German bonds are the test of Euro currency confidence

The test of successful IMF support for Europe will be measured by German bond yields.  Re-established confidence in the Euro currency will be apparent only after Germany can again borrow at traditionally low yields, and with successful bond sales. 
The German bond failure was due to failing confidence in the Euro curency:  not confidence in Germany.  The IMF "is ready to help Europe", who estimate they need one trillion for the EFSF bail-out fund to restore market confidence in the Euro currency and in European bonds.  It is always difficult to estimate a Euro price to buy market confidence.  Sentiment towards the Euro currency drives European bond prices of all Euro-nations.  The joint central bank action announced on Wednesday 30 Nov is intended to shore up European bank liquidity.  Although that provides essential support for European credit markets, it does not solve the underlying problem which is that too many European countries have borrowed too much money:  more than Europe has been able to muster so far to cover potential bail-outs.  That joint central bank action can not solve the sovereign debt problem.  The sovereign debts have destroyed confidence in the Euro currency as a whole, for fear that the Euro will be restructured.  The unknowability of future currency restructurings creates immense risk, which deters economic activity denominated in that currency, hence recession.
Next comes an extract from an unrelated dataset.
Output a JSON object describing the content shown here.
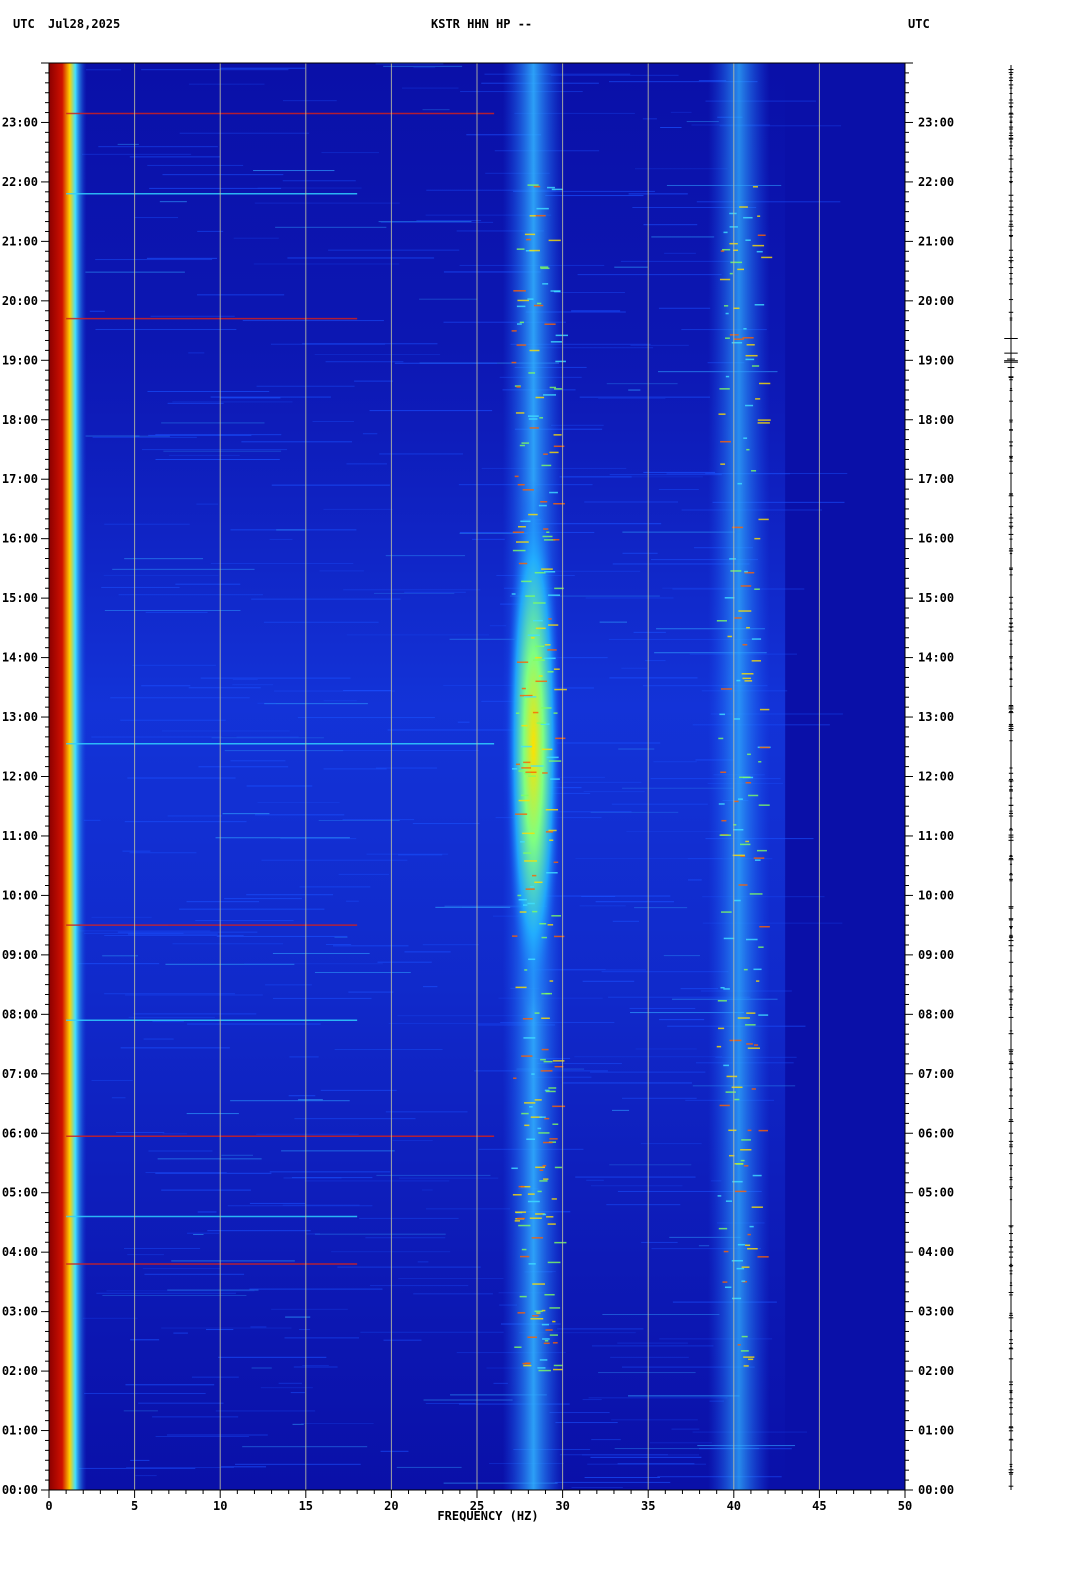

Pan-European fiscal discipline needs to be achieved to restore confidence, but that discipline can not be achieved within a reasonable time frame unless the Euro is restructured.  It will take a long time for even a handful of Euro nations to reach suitable fiscal agreements, and more importantly to prove that this time around those in any new Euro currency will actually adhere to their agreed fiscal limits.  That may require constitutional, political and legislative changes to nations, which will take time, if at all achievable.  If only some Euro-nations can reach fiscal agreement then the Euro will need to be restructured to implement that agreement.  If the Euro is not to be restructured, then every member will need to agree upon new fiscal controls, and create the perception that this time they will honour their agreements.  Therefore, no matter which outcome the market perceives likely, the Euro is under great threat of either restructure with unknowable consequences, or a crisis in confidence, and that is why confidence in the Euro is so low.